Задача данной работы — попытаться разобраться в том, как педа­гог может помочь молодому режиссеру осознать важность проблемы пространства и подсказать пути овладения ею.

Нам, педагогам и режиссерам профессионального театра, при­ходится сталкиваться с некоей закономерностью в работах молодых режиссеров, которую вряд ли можно назвать принципиальной. Это пренебрежение к решению пространства, некий общий штамп совре­менного спектакля, освобожденного от оформления, примет быта и эпохи, атмосферы действия, в котором актер лишен возможности оп­ределить реалии своего сценического бытия.

Один из крупнейших режиссеров и театральных педагогов Ни­колай Васильевич Петров рассказывал нам, тогда еще студентам ГИ­ТИСа, как он начал учиться режиссуре. «Это можно сделать только в Художественном театре», — заключил он свой рассказ. А дело было так. Вспомнив опыт одного режиссера, который придумал выгородку декораций, Петров решил склеить несколько макетов разных пьес и с ними явиться на экзамен. Он тогда интуитивно понял, что главное в профессии режиссера — пространственное видение и воображение, ощущение сцены. Макеты, предъявленные им и его товарищем С. Вороновым, заинтересовали Вл. И. Немировича-Данченко и всю комиссию, и молодые люди бьши приняты в группу сотрудников Ху­дожественного театра. Практики обучения режиссуре тогда не было нигде, и, ища пути в новом деле, Немирович-Данченко определил в качестве одного из первых заданий работу будущих режиссеров в ма­кетной мастерской с художниками (безусловно, при этом не снимался вопрос работы с авторами, посещение репетиций и т. д.).



Одним из интереснейших «учебных» моментов была встреча с Гордоном Крэгом, создававшим макет постановки «Гамлета». «Мы должны были решать, как правильнее выгородить ширмы на сцене и

ж 157

как расставить источники света», — вспоминал Петров. Только он выклеил для «Гамлета» сто сорок четыре макета.

Но все же наиболее значительной была работа над «Братьями Ка­рамазовыми». Ученики режиссерского класса разрабатывали планиров­ки и искали пространственно образное решение каждой сцены в спек­такле. «Должен сознаться, что работа над макетами для «Гамлета» при­несла нам известную пользу. Она приучила нас внимательно относить­ся к пространственному решению сцены. А уметь решать пространст­во, исходя из конкретного содержания картин, и, что самое главное, уметь найти гармонию соотношения этих пространственных решений во всем спектакле — для режиссера является очень важным. Этому мы научились, реализуя в макетах замыслы Гордона Крэга. И какова же была моя радость, когда через неделю, просматривая наши новые предложения, Владимир Иванович утвердил один мой макет для сцены «Не ты». Мостки тротуара на первом плане. Из левой кулисы, парал­лельно рампе, — забор до половины сцены. Фонарный столб с керо­синовым фонарем — на середине и оттуда поворот тротуара в глубь сцены».

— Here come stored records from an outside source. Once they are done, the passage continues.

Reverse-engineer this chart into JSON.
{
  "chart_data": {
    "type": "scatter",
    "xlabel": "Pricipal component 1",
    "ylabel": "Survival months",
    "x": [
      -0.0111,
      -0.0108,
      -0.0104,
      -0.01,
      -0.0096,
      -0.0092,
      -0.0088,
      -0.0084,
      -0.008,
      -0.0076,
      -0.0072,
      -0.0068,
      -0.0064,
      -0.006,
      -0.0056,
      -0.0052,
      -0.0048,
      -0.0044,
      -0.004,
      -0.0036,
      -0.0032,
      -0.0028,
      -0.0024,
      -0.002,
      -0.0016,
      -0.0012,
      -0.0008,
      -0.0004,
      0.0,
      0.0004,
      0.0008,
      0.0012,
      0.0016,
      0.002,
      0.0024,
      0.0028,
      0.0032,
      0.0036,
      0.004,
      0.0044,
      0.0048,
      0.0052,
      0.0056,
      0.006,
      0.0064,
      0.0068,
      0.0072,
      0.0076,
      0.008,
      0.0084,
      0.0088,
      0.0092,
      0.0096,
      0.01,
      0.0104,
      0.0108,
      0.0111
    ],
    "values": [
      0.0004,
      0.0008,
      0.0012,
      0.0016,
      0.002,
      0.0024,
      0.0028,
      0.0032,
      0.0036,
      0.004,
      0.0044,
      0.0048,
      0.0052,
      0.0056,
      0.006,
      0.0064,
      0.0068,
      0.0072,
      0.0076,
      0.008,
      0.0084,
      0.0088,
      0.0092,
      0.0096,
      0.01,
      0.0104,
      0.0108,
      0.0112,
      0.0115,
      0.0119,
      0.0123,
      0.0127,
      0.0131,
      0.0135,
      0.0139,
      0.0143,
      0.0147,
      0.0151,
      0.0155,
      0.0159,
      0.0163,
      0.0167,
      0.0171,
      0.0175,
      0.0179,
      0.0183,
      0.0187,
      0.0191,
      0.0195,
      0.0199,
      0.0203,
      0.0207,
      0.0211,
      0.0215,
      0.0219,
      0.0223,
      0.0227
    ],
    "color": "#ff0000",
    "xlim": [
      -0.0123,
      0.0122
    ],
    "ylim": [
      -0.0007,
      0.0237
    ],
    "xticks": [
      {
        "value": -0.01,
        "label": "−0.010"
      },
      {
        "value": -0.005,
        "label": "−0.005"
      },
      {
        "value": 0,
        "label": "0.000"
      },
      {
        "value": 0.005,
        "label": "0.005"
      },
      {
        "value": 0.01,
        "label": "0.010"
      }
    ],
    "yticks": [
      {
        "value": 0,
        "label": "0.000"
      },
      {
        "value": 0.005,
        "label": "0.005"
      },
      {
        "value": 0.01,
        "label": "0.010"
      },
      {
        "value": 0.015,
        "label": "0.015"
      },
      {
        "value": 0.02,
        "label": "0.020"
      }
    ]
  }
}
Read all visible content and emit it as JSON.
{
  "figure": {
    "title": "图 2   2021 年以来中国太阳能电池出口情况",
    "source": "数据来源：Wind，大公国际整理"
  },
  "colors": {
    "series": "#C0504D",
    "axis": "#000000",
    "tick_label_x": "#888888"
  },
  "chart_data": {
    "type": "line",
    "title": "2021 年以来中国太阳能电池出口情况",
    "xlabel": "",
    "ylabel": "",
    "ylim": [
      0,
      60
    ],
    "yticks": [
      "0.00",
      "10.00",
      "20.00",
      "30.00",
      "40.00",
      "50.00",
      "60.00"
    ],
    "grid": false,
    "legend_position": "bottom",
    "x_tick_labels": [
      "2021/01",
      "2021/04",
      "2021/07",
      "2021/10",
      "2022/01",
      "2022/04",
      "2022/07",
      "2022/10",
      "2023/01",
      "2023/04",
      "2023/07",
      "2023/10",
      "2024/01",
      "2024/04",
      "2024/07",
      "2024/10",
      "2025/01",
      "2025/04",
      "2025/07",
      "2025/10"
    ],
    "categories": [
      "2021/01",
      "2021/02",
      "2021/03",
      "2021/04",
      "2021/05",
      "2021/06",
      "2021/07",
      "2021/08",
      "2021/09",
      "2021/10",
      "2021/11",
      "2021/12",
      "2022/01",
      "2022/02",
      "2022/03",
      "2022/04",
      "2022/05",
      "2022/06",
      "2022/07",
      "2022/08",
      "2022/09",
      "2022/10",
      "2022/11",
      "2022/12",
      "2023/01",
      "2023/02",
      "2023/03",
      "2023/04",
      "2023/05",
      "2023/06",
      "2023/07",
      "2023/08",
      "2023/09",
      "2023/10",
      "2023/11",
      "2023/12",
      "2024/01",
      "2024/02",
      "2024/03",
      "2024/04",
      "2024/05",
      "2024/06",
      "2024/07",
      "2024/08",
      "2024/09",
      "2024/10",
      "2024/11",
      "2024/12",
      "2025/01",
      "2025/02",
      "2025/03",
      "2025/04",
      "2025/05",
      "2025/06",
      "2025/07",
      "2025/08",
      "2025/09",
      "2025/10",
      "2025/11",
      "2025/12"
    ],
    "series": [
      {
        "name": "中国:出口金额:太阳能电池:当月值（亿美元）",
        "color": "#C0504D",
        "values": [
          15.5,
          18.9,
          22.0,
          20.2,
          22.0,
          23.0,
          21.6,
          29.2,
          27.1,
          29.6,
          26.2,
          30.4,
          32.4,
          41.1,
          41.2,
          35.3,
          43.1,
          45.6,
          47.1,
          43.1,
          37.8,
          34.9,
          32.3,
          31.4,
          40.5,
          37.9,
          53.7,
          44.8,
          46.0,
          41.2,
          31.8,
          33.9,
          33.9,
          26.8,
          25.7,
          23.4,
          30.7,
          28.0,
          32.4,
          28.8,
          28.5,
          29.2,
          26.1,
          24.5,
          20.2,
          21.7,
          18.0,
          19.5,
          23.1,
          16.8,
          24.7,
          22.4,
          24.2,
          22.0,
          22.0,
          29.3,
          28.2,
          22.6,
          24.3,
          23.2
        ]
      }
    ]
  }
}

Конечно, в ГИТИСе, как и в других институтах, имеющих ка­федру режиссуры, есть курс сценического оформления, рассматриваю­щий исторические, эстетические и технические вопросы. И тем не менее я считаю, что нельзя забывать уроков Немировича, и поэтому предлагаю студентам ежегодно, начиная со II курса, самостоятельно (подчеркиваю это) выклеивать макеты или, как теперь говорится о ра­бочем макете, подрезки будущего спектакля. На 80 процентов это бу­дут беспомощные работы, которые совершенно не нужно выставлять на всеобщее обозрение. Но только через собственный опыт, «своими руками» студент сможет ощутить пространство, понять масштаб. Для таких работ достаточно внутрикурсового обсуждения. Позже, на III курсе, студенты встретятся, как это уже стало традицией, со своими коллегами из художественного института им. Сурикова или с учащи­мися постановочного факультета Школы-студии МХАТ. Но тогда бу­дущие режиссеры будут давать более профессиональные, точные сове­ты, опираясь на собственный (иногда горький) опыт II курса.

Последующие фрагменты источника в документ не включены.